1. Costs have come down significantly
One of the recurring themes during the second quarter for the oil industry is the significant reduction in costs it has been able capture in such a short period of time. That theme was on full display at Laredo during the second quarter as its costs per barrel of oil equivalent, or BOE, plunged 28% year-over-year. As a result costs are now just $13.52 per BOE, which is down from $18.85 in the year-ago quarter. This is helping it mitigate some, but certainly not all, of the weakness in oil and gas prices.
Driving some of this cost reduction are investments that Laredo made in water handling and disposal infrastructure as well as initiatives to reduce electricity and fuel in the field. These investments are expected to continue to pay off as the company sees additional cost savings being realized in future quarters.
2. Underlying profitability has been astoundingly stable
The combination of falling costs when combined with the 38% year-over-year surge in Laredo's production has had a remarkable impact on its bottom line. The company's adjusted EBIDTA, which is a proxy for underlying cash flow, was $117.9 million during the quarter, which was actually flat year-over-year despite a 46% decrease in realized oil prices. Meanwhile, cash flow from operations actually increased from $89 million to $89.8 million year-over-year.
3. Production growth is accelerating
This stable cash flow is giving the company the confidence to increase its 2015 capex budget to drive better-than-expected production growth. The company is now planning to spend $595 million to fund additional drilling as well as additional investments in its Medallion pipeline system. This is a fairly significant increase from the initial budget of $525 million. That said, cash flow alone isn't funding this increase as the company did announced the sale of some non-strategic properties for $65 million, which will fund most of the incremental spending.
This extra capital is expected to accelerate production growth, which is now expected to be 17%-19% higher than last year.
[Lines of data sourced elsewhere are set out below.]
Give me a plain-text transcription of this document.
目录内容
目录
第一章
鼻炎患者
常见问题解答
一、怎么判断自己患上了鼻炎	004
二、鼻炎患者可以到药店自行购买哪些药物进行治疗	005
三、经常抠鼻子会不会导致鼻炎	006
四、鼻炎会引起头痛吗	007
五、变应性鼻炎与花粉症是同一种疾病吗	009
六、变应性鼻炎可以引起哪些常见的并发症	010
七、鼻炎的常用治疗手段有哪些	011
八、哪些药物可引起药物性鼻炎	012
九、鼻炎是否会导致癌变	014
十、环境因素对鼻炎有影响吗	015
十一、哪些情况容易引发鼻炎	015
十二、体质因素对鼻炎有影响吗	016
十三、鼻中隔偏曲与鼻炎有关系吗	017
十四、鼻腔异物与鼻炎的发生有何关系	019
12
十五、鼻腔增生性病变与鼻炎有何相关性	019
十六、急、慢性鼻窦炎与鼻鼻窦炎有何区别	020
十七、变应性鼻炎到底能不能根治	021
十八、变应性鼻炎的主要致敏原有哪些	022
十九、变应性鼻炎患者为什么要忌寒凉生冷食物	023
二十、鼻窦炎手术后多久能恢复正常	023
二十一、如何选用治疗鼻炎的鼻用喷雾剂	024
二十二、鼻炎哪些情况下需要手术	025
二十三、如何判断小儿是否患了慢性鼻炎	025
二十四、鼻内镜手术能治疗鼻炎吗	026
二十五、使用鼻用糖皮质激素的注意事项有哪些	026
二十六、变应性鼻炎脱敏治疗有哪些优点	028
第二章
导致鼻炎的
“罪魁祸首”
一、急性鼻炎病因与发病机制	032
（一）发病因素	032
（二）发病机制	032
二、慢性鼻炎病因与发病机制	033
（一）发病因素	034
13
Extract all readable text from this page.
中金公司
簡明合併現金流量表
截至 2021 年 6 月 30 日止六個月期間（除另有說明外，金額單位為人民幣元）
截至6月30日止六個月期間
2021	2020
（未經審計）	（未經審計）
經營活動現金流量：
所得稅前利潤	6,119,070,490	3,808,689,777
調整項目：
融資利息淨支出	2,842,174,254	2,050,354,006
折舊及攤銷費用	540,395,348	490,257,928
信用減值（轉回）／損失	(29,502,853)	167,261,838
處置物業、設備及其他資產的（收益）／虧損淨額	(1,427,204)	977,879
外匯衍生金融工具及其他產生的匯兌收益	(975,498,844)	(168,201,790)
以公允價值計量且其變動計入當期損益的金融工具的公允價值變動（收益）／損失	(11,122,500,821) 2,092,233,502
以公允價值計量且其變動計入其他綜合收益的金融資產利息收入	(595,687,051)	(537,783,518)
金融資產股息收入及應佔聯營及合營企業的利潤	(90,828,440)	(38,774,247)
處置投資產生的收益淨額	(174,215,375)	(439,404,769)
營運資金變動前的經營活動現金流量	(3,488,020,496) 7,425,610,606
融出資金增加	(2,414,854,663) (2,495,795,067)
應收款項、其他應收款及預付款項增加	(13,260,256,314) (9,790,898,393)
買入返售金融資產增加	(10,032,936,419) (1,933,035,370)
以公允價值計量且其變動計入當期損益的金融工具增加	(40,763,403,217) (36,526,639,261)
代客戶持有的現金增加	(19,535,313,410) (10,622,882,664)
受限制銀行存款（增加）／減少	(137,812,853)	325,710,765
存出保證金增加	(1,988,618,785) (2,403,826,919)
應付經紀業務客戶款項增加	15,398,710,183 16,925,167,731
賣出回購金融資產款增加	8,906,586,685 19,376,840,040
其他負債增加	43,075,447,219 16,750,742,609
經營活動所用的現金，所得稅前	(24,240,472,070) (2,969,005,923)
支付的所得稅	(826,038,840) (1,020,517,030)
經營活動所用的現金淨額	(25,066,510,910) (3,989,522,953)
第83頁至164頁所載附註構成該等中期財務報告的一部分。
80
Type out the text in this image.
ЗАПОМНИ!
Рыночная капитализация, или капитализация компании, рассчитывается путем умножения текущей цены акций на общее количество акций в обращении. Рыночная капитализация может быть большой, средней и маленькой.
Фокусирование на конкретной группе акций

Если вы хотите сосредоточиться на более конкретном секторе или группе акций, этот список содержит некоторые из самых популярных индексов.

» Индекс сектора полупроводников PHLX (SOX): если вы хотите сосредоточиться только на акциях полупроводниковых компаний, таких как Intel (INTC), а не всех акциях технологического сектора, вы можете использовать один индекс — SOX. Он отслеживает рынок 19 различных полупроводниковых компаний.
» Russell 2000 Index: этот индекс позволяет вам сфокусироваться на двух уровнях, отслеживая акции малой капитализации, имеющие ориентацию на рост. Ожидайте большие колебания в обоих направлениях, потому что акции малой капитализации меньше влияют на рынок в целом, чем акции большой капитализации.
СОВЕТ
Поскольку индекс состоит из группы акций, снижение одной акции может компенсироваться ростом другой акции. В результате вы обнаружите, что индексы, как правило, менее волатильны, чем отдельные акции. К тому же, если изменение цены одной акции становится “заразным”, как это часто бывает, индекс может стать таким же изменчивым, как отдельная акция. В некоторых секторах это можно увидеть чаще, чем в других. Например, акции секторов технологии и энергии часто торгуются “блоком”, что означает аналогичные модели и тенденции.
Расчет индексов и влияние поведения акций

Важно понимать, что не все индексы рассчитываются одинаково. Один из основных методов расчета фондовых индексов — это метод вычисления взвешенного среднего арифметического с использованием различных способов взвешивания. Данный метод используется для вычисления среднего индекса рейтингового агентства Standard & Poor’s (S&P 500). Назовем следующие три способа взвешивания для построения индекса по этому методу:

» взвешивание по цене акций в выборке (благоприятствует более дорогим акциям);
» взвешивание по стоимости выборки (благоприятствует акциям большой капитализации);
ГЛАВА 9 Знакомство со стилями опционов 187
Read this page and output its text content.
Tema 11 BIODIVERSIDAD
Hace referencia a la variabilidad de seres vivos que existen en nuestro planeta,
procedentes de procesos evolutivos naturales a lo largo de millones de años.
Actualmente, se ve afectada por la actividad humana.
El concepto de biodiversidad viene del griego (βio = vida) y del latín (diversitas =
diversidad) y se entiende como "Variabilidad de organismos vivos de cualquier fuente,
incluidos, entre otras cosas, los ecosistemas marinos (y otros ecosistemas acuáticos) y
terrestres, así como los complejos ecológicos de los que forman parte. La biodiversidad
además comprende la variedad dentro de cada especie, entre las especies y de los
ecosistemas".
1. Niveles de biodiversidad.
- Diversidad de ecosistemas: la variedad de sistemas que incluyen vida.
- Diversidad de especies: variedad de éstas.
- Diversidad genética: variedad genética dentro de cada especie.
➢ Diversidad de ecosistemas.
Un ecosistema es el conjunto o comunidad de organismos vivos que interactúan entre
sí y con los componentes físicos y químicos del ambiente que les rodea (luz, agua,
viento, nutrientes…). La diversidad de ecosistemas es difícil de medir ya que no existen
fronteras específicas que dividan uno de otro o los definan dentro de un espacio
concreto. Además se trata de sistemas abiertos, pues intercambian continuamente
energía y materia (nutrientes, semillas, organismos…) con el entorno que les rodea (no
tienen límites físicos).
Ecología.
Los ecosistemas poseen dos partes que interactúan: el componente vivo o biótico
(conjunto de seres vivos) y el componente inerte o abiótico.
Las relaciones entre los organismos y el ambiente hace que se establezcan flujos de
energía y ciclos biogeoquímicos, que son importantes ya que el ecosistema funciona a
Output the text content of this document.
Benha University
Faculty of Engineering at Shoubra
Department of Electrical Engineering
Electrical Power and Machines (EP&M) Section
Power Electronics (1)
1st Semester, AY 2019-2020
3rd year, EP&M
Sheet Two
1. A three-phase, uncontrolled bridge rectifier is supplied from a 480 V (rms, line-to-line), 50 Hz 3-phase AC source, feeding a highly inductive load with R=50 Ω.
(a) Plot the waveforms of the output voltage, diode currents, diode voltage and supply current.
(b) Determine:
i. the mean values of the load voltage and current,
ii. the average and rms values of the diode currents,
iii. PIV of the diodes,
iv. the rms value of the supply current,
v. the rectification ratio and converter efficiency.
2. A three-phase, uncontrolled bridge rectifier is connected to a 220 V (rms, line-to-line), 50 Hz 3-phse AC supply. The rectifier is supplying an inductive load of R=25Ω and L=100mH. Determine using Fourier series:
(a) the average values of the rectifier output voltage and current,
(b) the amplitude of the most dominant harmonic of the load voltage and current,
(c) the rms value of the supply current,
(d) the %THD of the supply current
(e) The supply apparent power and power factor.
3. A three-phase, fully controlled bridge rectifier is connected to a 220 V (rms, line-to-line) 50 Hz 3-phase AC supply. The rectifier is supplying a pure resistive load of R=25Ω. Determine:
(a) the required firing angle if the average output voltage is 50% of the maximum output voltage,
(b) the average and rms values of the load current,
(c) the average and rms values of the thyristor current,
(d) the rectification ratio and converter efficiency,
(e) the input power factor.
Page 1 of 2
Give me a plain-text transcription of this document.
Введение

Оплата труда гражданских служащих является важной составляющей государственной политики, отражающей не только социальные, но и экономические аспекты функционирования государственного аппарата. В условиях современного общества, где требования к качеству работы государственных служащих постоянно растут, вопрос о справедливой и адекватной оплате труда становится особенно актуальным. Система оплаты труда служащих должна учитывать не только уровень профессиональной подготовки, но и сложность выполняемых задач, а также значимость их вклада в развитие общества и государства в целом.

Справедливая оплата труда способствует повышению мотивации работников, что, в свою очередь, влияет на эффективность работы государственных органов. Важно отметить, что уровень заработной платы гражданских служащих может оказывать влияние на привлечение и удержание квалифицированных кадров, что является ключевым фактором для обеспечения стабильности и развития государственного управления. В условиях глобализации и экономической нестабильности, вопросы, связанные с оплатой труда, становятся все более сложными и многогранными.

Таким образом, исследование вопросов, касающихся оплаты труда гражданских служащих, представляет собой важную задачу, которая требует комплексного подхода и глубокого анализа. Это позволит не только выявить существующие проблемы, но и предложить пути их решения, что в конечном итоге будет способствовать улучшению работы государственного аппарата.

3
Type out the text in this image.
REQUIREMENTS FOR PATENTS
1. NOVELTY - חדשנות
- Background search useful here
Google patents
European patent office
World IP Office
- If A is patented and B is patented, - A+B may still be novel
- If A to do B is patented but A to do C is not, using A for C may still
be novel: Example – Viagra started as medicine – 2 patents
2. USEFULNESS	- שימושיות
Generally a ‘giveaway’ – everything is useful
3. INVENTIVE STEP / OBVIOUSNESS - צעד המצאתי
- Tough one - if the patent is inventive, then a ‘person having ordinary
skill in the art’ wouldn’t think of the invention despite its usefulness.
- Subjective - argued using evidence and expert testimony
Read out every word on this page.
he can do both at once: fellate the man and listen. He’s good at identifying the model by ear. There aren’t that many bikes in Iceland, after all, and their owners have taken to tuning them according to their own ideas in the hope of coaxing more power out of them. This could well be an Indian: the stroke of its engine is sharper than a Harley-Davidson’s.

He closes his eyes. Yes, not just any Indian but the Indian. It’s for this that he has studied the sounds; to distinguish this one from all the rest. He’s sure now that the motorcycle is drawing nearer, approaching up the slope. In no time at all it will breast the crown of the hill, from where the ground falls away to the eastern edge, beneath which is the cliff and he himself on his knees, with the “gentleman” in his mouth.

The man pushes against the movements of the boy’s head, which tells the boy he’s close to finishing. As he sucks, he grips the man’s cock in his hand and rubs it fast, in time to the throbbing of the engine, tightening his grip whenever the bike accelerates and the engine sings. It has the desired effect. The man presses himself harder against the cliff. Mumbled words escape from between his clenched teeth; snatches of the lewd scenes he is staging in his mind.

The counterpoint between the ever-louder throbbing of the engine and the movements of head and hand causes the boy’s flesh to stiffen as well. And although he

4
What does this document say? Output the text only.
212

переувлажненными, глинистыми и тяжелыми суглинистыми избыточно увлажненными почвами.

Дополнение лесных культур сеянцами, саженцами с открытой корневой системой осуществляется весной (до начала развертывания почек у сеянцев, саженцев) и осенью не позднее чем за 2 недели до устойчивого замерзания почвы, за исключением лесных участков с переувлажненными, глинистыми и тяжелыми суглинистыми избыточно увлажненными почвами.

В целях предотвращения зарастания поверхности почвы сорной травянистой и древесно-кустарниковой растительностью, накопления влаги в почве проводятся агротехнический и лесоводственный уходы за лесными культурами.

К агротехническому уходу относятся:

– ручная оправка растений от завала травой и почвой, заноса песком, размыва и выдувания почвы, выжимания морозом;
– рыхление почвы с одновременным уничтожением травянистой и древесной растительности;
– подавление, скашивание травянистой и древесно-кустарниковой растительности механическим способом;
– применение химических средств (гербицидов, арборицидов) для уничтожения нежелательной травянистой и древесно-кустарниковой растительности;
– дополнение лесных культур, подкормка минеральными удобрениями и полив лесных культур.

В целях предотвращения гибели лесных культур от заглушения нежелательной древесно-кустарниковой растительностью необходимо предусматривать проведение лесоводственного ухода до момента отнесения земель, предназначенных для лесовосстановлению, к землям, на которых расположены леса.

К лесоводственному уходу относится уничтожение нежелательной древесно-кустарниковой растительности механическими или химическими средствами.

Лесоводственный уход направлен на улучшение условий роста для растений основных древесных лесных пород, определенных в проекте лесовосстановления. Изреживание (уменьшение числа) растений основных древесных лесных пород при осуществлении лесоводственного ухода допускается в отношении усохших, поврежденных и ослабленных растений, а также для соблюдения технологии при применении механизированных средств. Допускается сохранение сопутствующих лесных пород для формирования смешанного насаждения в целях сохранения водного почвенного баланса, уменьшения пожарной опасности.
While that's below its long-term average of 26% per year, this is the second time the company has ratcheted up production growth as the initial guidance was for 12% production growth before being bumped to a range of 13%-15% as a result of reduced well cost estimates. A big reason why Laredo is accelerating production growth is because its returns in some cases are on par with the near 50% return it was earning in 2013 before oil collapsed.
While Laredo Petroleum's report didn't wow investors, the company still made a lot of solid progress during the quarter. What's most intriguing is the fact that the company kept cash flow flat as it used a combination of production growth and cost cutting to overcome a significant drop in its realized oil price. Further, the company is making strong progress on improving well returns back to the level before oil collapsed, which is why it's starting to accelerate production growth.